Why China, not the US, must take the lead over the North Korea crisis

RASHMEE ROSHAN LALL July 13, 2017

North Korea’s leader Kim Jong Un, centre, applauds after the launch of an ICBM in the northwest of the country. AP


Amateur neocons are demanding that Donald Trump stare Kim Jong-un down in the hope that the North Korean leader blinks first in the high stakes nuclear game. But what if Mr Kim doesn’t? What if he refuses verifiable denuclearisation? Would the US really launch a strike on North Korea? Who assumes responsibility for a conflict that would, in US defense secretary Jim Mattis’s stark warning, be “catastrophic”?

Last month, Mr Mattis, a distinguished retired army general, told American congressmen that if it came to war with North Korea, the US and its allies would eventually prevail, but at a terrible cost. “It will be a war more serious in terms of human suffering than anything we’ve seen since 1953.”

No sane person can contemplate such a horrific possibility without hoping for an alternative. Like a porcupine, the North Korean regime is shaking its quills and bristling to ward off external threats. Like an elephant, Mr Trump’s America is lumbering into the stand-off, insisting on respect and compliance commensurate with its strength and size. This is an unequal fight,​ but the weaker party has the advantage.

No one but the neocons believes that Mr Trump should dare Mr Kim to do his worst. In the most casual and cynical argument for war possible, the historian Niall Ferguson recently advanced the following bromides: “Is military action risky? That’s a stupid question. Military action is always risky, and Mattis is right to warn that a new Korean War would be highly destructive. The right question is whether or not the risk of inaction would be greater.”

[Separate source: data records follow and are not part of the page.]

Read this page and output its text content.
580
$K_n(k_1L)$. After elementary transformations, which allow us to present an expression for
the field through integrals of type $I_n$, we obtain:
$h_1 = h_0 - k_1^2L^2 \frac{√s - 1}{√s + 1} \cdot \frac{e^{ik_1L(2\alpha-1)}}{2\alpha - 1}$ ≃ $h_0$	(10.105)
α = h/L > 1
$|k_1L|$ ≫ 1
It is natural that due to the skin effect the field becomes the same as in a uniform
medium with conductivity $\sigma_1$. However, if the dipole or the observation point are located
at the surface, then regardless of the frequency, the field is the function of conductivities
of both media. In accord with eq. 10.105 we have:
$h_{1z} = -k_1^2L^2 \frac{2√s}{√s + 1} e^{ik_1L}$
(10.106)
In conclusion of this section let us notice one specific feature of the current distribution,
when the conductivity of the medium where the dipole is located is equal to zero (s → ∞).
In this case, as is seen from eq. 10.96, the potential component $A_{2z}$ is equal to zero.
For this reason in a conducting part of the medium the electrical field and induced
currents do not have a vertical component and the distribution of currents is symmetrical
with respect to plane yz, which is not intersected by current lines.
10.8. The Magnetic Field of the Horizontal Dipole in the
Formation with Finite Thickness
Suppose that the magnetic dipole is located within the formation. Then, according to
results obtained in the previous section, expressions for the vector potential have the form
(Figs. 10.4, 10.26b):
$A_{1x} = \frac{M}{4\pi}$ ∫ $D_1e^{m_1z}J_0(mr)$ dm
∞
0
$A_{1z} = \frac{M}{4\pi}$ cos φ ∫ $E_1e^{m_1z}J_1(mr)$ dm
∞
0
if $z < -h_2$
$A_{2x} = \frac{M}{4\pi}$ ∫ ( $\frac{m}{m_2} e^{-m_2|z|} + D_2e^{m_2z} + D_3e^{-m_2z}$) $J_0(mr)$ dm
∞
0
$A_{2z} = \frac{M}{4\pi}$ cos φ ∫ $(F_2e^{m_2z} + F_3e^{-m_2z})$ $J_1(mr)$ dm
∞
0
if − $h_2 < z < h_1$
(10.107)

The greatest of inaction would be that North Korea will get to the point it can fit nuclear warheads on its missiles. That is hardly surprising. According to Jeffrey Lewis, director of the East Asia Nonproliferation Program at the Middlebury Institute of International Studies, “the North Koreans are fairly good at this, and why shouldn’t they be? Nuclear-armed missiles are a 1950s-era technology.”

Anyway, nuclear-armed missiles will make the regime invulnerable, except possibly to the forces of inevitable change over time. These would include people power, market forces, and/or active Chinese displeasure.

While it is hardly desirable that a ruthless, paranoid, undemocratic and unaccountable leader acquire nuclear capability, a solution does not lie with the US. In fact, the best way forward is for the US to get out of the way and allow China to manage the situation. Funnily, this is exactly the strategy that Mr Trump had suggested years before he ran for office. As a private citizen, he argued that the North Korean affair was for China to handle.

As US president, he should heed his own advice. In his new book A World in Disarray, Richard Haass, president of the New York-based Council on Foreign Relations, makes the exact same case. It is time, he says, for the West to acknowledge the South China Sea is China’s theatre. North Korea is China’s responsibility and it can manage it however it wants. It can keep it in a state of frozen bellicosity as a hedge against US-ally South Korea. Or groom a more pliable replacement for Mr Kim and delicately achieve change of a sort in Pyongyang. Or it can allow the Korean peninsula to re-unify, though that is not an option Beijing seems prepared to countenance now or in the foreseeable future.

By giving China agency, chances are that war will be averted because Mr Kim is unlikely to embark on a suicide mission without reason. As lead manager of the situation, China is unlikely to provoke its belligerent ally. If the risk of inaction is an imperfect peace, that is an unbeatable deal.